A collaboration led by global architectural firm Woods Bagot with Bates Smart, Jacobs and BDP will be responsible for the design and delivery of the new Women’s and Children’s Hospital in Adelaide. Preliminary designs for the new purpose-built facility were released by the South Australian government, underlining the hospital's role as a ‘catalyst for connection’ across Adelaide.
“City infrastructure is at the core of hospital design and it’s a great privilege to lead the project team on a vital asset for the people of South Australia and beyond,” Woods Bagot director Thomas Masullo said.
To be co-located with the Royal Adelaide Hospital (RAH) within the Adelaide Biomed City, the upcoming hospital will be connected to the RAH via two air bridges providing direct access to the RAH's adult Intensive Care Unit and other clinical services, as well as the helipad for medical retrieval of critically unwell patients.

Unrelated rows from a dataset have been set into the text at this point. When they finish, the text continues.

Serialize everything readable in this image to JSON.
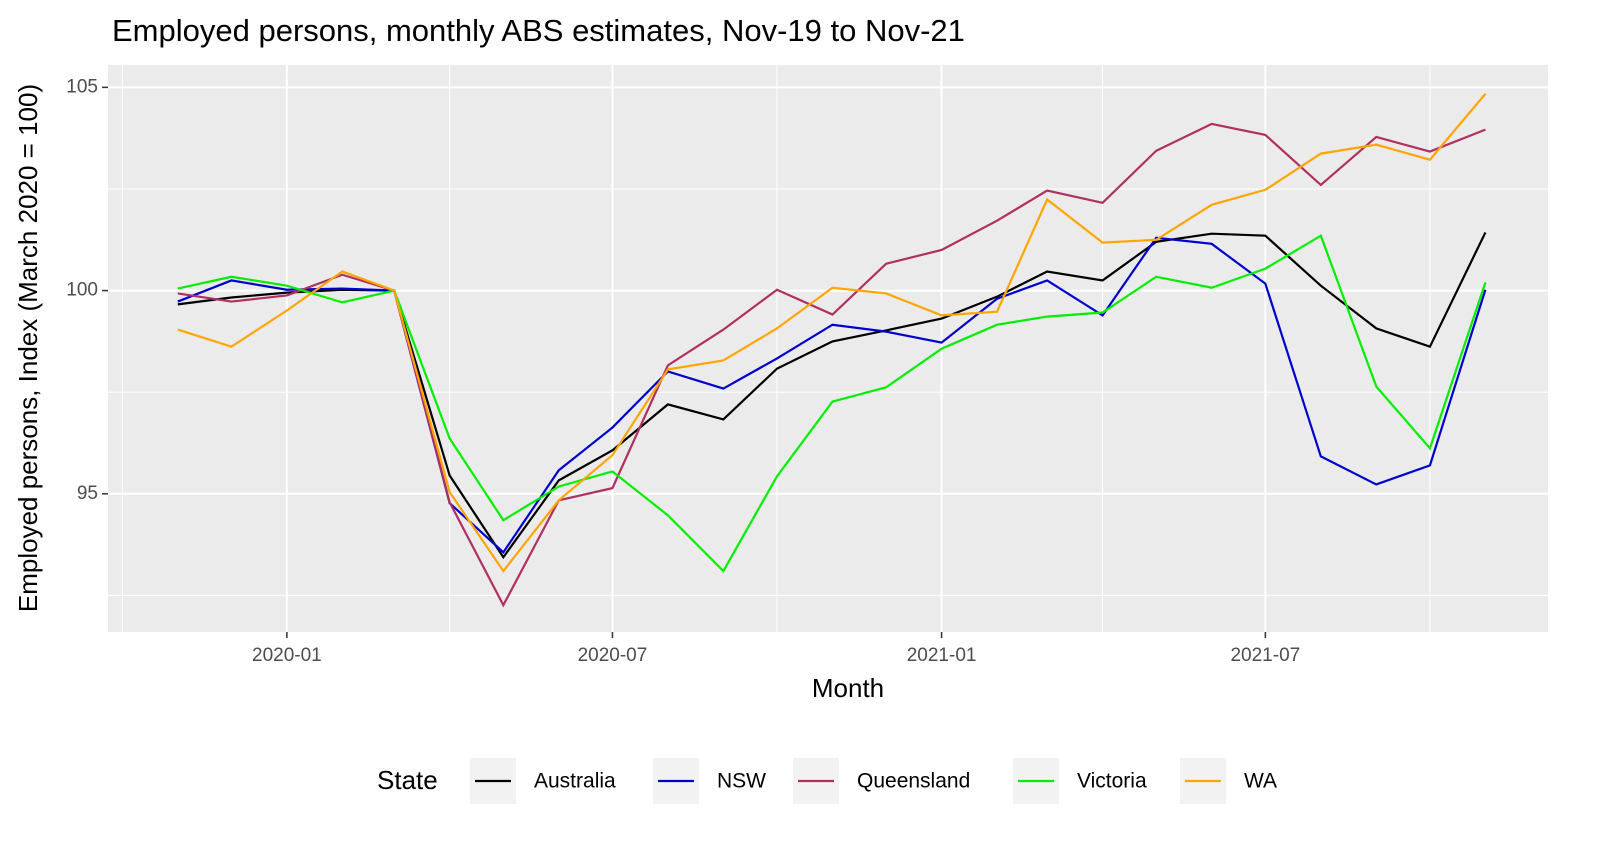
{
  "chart_data": {
    "type": "line",
    "title": "Employed persons, monthly ABS estimates, Nov-19 to Nov-21",
    "x_label": "Month",
    "y_label": "Employed persons, Index (March 2020 = 100)",
    "legend_title": "State",
    "legend": "bottom",
    "grid": true,
    "x": [
      "2019-11",
      "2019-12",
      "2020-01",
      "2020-02",
      "2020-03",
      "2020-04",
      "2020-05",
      "2020-06",
      "2020-07",
      "2020-08",
      "2020-09",
      "2020-10",
      "2020-11",
      "2020-12",
      "2021-01",
      "2021-02",
      "2021-03",
      "2021-04",
      "2021-05",
      "2021-06",
      "2021-07",
      "2021-08",
      "2021-09",
      "2021-10",
      "2021-11"
    ],
    "xlim": [
      "2019-09-23",
      "2021-12-06"
    ],
    "xticks": [
      "2020-01",
      "2020-07",
      "2021-01",
      "2021-07"
    ],
    "xminor": [
      "2019-10",
      "2020-04",
      "2020-10",
      "2021-04",
      "2021-10"
    ],
    "ylim": [
      91.6,
      105.55
    ],
    "yticks": [
      95,
      100,
      105
    ],
    "yminor": [
      92.5,
      97.5,
      102.5
    ],
    "series": [
      {
        "name": "Australia",
        "color": "#000000",
        "values": [
          99.66,
          99.83,
          99.95,
          100.02,
          100,
          95.45,
          93.44,
          95.33,
          96.07,
          97.2,
          96.83,
          98.08,
          98.75,
          99.02,
          99.31,
          99.85,
          100.47,
          100.25,
          101.2,
          101.4,
          101.35,
          100.12,
          99.07,
          98.62,
          101.43
        ]
      },
      {
        "name": "NSW",
        "color": "#0000cd",
        "values": [
          99.73,
          100.25,
          100.02,
          100.05,
          100,
          94.77,
          93.56,
          95.58,
          96.63,
          98.01,
          97.59,
          98.33,
          99.16,
          98.99,
          98.72,
          99.8,
          100.25,
          99.39,
          101.3,
          101.15,
          100.17,
          95.92,
          95.23,
          95.7,
          100.02
        ]
      },
      {
        "name": "Queensland",
        "color": "#b03060",
        "values": [
          99.93,
          99.73,
          99.88,
          100.39,
          100,
          94.79,
          92.26,
          94.84,
          95.14,
          98.16,
          99.04,
          100.02,
          99.41,
          100.66,
          101.0,
          101.72,
          102.46,
          102.16,
          103.44,
          104.1,
          103.83,
          102.6,
          103.78,
          103.42,
          103.96
        ]
      },
      {
        "name": "Victoria",
        "color": "#00ee00",
        "values": [
          100.05,
          100.34,
          100.12,
          99.71,
          100,
          96.36,
          94.35,
          95.18,
          95.55,
          94.47,
          93.1,
          95.43,
          97.27,
          97.62,
          98.57,
          99.16,
          99.36,
          99.46,
          100.34,
          100.07,
          100.54,
          101.35,
          97.64,
          96.12,
          100.2
        ]
      },
      {
        "name": "WA",
        "color": "#ffa500",
        "values": [
          99.04,
          98.62,
          99.51,
          100.47,
          100,
          95.04,
          93.1,
          94.84,
          95.95,
          98.06,
          98.28,
          99.07,
          100.07,
          99.93,
          99.39,
          99.48,
          102.24,
          101.18,
          101.25,
          102.11,
          102.48,
          103.37,
          103.59,
          103.22,
          104.84
        ]
      }
    ]
  }
}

Observing that the co-location will maximise the potential of both facilities, Woods Bagot associate principal Edwina Bennett said, “It creates a physical connection for the sharing of resources and provides a seamless transition of care for young people with long-term conditions moving from paediatric to adult services and reduces the risk of transferring maternity, paediatric and neonatal emergencies via the Royal Adelaide Hospital’s helipad.”
The building’s orientation towards Adelaide’s beautiful Park Lands will allow the hospital to harness the wellness benefits of the unique location within the health sciences and Riverbank precincts.
“For children, women and their families visiting and spending time at the hospital, this offers both a place to play as well as supporting recovery and recuperation,” Matthew Holmes, global solutions director of health infrastructure at Jacobs says.
The hospital’s design draws on the team’s collective experience designing hospitals, workplaces, hotels, retail spaces and homes, to produce the hospital of the future – an integrated health campus where elements are seamlessly connected and focused on care.
South Australian Premier Steven Marshall said the project is the culmination of a year’s worth of dedicated community engagement, including more than 1,000 hours of consultation with 700 clinicians, hospital staff and consumers.
“The WCH has been delivering exceptional care to millions of South Australians for more than 140 years and now it will have the facilities to match,” said Premier Marshall.
“The new WCH will be more than just a building. I want to invite all South Australians to join us as we embark on this journey to build the WCH community a new home next to the RAH.”